Condeno os réus, ainda, no pagamento das custas e despesas processuais, bem como nos honorários advocatícios, que fixo em 10% (dez por cento) do valor atualizado da condenação.


P.R.I.Ciência ao Ministério Público.


O Tribunal de Justiça do Estado de São Paulo, Apelação Cível n° 0009885-34.2012.8.26.0223, manteve a decisão de primeiro grau.
AÇÃO POPULAR - LICITAÇÃO - EXIGIBILIDADE - Contratação de artista por intermédio de empresa com carta de exclusividade - Pretensão de reconhecimento de "exclusividade fabricada" - Ocorrência - Ausência de contratação diretamente com o artista - Cartas de exclusividade irregulares que se mostram insuficientes para a contratação - Contrato nulo - Dolo e dano ao erário configurados - Não reconhecimento da litigância de má-fé por parte do autor da ação popular.

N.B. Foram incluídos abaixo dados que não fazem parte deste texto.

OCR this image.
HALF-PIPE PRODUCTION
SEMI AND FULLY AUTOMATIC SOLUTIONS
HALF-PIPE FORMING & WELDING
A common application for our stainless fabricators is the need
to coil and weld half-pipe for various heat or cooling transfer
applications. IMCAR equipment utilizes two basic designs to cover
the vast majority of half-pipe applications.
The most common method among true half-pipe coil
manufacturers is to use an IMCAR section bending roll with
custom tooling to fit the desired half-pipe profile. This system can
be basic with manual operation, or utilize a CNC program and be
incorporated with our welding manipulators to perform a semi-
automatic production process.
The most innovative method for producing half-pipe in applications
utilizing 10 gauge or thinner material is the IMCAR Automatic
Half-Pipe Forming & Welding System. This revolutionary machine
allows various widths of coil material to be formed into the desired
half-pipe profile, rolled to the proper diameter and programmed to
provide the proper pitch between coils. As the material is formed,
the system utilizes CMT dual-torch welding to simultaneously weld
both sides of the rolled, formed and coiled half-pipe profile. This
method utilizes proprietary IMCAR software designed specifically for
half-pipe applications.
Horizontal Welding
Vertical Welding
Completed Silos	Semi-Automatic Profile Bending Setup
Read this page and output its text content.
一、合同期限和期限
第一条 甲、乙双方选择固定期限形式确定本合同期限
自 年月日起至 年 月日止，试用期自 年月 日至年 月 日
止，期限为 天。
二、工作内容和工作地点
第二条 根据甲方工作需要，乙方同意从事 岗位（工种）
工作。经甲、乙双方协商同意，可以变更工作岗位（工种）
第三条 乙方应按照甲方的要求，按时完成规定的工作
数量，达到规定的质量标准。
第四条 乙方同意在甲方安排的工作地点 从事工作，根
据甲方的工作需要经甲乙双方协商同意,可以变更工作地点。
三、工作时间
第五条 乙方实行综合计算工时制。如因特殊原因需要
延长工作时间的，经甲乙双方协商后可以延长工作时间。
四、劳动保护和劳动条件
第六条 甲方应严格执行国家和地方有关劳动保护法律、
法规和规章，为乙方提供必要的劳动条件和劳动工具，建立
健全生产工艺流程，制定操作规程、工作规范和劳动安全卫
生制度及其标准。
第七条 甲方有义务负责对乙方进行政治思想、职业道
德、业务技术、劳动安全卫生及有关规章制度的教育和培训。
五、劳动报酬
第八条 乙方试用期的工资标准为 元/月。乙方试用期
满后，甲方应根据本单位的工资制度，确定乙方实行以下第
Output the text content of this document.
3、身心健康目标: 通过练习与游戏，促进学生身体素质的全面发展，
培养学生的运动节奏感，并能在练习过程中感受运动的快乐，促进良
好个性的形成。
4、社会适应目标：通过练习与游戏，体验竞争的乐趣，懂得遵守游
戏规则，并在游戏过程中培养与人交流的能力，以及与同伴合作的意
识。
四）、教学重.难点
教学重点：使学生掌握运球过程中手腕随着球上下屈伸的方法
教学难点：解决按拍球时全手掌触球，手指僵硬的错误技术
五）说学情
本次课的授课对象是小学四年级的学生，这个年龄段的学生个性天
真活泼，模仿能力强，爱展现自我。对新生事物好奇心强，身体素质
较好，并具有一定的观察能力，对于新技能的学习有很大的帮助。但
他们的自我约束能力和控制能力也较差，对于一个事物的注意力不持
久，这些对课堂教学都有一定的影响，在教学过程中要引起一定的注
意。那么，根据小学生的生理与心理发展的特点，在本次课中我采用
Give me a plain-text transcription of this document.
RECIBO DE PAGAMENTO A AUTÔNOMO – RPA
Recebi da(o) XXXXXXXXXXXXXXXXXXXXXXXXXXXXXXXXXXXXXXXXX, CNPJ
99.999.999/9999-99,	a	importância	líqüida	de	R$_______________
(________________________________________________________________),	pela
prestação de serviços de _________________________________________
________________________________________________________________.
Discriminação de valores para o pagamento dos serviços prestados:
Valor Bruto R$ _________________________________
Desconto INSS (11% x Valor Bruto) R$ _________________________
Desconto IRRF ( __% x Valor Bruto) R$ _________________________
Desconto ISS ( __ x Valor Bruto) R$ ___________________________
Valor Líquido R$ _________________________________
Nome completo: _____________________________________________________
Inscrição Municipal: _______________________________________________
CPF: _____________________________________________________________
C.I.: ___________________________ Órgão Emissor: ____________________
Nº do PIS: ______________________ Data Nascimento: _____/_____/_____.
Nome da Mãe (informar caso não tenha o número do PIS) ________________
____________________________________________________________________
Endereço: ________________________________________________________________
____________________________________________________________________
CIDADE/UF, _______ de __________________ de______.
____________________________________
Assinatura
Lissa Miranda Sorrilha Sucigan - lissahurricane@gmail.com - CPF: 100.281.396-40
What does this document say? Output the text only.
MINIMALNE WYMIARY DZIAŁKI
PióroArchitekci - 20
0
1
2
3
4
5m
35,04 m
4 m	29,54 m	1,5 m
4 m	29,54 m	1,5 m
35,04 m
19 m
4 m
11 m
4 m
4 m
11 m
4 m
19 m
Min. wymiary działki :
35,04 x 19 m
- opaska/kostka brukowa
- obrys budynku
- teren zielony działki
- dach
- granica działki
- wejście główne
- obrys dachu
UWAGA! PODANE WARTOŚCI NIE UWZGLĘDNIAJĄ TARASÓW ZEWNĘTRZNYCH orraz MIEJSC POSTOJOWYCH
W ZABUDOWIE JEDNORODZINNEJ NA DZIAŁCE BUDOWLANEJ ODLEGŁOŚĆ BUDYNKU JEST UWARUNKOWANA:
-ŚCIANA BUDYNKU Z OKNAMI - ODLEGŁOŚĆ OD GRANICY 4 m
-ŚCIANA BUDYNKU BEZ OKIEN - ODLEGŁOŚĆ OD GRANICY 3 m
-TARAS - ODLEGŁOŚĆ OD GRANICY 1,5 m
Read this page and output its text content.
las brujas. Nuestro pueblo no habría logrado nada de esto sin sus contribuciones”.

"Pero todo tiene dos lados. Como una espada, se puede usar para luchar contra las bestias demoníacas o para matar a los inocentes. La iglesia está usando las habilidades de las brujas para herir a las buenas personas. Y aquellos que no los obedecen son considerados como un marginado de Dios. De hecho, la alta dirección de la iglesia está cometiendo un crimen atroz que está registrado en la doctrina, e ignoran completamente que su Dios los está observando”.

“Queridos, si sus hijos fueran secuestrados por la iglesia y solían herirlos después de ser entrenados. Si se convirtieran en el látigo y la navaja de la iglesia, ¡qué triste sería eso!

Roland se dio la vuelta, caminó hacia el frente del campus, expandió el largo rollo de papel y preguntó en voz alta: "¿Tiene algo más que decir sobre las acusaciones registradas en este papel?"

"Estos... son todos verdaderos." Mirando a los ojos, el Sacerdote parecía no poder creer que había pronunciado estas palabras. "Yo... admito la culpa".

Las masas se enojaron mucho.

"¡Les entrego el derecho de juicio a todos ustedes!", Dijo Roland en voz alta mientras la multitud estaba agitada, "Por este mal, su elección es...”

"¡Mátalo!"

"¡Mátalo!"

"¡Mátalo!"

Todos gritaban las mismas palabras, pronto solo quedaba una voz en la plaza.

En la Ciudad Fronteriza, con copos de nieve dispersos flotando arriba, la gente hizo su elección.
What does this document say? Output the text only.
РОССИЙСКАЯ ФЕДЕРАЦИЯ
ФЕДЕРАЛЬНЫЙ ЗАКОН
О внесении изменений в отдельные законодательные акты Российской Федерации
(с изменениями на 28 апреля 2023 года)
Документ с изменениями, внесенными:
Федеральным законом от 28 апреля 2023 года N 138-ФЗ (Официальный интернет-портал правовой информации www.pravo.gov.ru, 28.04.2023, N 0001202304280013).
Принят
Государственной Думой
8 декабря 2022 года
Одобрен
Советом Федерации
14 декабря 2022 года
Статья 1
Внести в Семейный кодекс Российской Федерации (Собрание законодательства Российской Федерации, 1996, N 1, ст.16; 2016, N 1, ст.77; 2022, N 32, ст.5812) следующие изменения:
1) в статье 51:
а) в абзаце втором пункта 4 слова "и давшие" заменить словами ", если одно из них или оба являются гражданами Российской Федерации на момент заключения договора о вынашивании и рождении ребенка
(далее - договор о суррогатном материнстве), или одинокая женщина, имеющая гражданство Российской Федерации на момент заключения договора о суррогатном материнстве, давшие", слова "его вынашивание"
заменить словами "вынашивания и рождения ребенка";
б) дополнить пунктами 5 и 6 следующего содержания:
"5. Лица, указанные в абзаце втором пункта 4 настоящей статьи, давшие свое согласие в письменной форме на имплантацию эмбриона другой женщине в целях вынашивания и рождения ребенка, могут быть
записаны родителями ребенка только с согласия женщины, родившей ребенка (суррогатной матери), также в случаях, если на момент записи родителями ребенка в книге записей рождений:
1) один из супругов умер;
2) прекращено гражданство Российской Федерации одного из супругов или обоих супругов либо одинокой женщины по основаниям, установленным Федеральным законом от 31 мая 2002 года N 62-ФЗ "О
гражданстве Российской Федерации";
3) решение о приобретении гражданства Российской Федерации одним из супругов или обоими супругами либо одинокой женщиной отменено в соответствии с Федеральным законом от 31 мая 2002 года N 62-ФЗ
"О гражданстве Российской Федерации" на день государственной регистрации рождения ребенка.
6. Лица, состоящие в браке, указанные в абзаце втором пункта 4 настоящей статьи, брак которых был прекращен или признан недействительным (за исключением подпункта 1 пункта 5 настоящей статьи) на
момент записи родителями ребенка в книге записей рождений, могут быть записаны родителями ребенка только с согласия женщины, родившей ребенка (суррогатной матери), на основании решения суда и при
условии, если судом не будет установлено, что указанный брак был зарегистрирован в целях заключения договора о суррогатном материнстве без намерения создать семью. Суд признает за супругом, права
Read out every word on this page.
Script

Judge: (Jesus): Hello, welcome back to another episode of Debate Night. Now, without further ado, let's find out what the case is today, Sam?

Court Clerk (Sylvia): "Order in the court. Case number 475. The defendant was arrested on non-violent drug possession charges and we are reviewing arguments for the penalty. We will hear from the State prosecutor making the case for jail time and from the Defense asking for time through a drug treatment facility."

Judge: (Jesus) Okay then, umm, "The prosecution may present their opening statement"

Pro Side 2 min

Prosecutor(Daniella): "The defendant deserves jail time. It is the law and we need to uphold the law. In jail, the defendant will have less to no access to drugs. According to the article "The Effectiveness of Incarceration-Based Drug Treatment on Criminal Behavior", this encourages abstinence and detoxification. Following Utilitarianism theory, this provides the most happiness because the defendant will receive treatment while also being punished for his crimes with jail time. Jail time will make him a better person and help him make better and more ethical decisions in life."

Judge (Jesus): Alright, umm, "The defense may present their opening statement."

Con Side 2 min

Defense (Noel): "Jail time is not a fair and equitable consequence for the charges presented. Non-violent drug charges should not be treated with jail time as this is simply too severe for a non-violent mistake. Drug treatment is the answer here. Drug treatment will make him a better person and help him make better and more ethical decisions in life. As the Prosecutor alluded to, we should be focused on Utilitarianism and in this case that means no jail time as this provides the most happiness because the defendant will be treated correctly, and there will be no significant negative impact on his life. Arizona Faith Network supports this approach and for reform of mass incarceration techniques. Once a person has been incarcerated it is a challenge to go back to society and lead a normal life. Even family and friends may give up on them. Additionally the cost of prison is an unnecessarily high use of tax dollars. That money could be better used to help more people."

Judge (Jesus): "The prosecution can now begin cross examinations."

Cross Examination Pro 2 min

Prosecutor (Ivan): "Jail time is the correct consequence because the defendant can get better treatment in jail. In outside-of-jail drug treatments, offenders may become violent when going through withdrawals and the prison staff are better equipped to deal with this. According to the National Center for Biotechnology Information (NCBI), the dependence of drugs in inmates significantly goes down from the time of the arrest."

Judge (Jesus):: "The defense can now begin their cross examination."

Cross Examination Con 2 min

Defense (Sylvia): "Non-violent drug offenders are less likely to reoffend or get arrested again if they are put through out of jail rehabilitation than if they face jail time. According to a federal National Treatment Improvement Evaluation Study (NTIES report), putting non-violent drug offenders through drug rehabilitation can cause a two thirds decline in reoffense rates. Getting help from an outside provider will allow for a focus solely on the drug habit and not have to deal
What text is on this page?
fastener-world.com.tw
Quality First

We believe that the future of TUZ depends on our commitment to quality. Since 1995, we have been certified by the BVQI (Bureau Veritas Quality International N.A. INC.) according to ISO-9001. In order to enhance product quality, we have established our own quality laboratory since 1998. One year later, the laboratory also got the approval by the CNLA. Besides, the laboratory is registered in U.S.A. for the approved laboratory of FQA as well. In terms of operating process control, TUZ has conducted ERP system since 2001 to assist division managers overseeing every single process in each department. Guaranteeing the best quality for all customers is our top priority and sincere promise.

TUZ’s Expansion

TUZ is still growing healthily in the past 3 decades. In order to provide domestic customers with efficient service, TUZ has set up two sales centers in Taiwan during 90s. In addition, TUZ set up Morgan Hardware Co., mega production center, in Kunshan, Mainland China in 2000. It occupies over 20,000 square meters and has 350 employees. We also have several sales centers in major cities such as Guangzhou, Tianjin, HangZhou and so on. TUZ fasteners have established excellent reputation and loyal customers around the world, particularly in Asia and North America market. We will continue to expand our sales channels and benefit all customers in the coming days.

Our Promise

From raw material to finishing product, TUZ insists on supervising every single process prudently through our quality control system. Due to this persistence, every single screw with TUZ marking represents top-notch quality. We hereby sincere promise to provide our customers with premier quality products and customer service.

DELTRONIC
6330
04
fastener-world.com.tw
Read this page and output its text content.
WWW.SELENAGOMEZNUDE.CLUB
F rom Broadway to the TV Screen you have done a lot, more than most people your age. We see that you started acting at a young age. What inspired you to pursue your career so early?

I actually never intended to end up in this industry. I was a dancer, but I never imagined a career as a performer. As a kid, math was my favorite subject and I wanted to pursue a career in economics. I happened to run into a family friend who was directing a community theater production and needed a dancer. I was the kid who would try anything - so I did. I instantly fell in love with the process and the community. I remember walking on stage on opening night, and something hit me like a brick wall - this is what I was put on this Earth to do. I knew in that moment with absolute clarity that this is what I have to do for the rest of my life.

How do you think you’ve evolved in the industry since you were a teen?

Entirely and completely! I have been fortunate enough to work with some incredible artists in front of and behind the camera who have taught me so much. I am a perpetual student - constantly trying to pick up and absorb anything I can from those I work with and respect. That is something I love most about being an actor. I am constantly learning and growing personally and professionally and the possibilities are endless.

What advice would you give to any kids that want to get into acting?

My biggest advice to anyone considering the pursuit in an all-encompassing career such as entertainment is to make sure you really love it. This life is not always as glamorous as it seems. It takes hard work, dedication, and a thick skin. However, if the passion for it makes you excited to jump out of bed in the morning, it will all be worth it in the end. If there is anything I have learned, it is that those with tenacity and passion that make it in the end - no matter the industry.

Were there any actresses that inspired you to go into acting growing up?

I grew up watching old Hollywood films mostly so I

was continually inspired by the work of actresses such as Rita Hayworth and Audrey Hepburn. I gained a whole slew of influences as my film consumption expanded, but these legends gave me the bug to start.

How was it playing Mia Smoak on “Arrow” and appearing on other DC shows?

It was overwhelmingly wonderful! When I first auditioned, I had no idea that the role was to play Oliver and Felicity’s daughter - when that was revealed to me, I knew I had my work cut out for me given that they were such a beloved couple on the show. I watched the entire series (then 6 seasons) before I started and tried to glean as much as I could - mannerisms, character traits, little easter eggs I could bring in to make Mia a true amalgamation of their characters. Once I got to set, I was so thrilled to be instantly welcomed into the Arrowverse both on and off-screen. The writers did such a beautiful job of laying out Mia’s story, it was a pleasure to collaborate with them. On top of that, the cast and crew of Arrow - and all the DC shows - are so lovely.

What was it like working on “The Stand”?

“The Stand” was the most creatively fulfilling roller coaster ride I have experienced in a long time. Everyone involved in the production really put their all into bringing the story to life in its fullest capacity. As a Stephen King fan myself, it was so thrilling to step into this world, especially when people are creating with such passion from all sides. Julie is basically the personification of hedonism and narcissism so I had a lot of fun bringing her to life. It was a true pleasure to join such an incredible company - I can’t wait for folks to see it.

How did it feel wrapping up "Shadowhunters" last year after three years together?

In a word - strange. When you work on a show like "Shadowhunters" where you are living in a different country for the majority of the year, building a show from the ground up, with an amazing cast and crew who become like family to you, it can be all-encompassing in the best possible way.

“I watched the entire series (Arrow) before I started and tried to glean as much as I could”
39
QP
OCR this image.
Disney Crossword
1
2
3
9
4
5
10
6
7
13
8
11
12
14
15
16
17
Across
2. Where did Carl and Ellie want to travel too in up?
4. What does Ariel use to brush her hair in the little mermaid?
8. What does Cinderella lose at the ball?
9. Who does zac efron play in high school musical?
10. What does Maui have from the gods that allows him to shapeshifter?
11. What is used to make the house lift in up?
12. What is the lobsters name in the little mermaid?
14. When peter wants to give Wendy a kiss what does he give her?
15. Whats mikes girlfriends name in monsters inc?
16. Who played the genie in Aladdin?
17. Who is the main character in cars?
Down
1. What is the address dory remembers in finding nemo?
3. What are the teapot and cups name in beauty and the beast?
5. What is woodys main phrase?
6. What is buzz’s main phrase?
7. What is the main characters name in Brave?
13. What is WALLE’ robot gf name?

Provimento, em parte, do apelo da ré, para excluir do da restituição reparadora o valor dos cachês efetivamente pagos aos artistas, apurado em liquidação - Apelo do Município provido, em parte, para dele afastar o pagamento de custas e despesas de que está isento. Encargos de sucumbência, incluindo verba honorária fixada na sentença, repartidos na proporção de dois terços para os réus e um terço para o autor. Apelos em parte providos. 

Maria Antonieta de Brito recorreu da decisão do TJ ao Superior Tribunal de Justiça em 14/11/2014.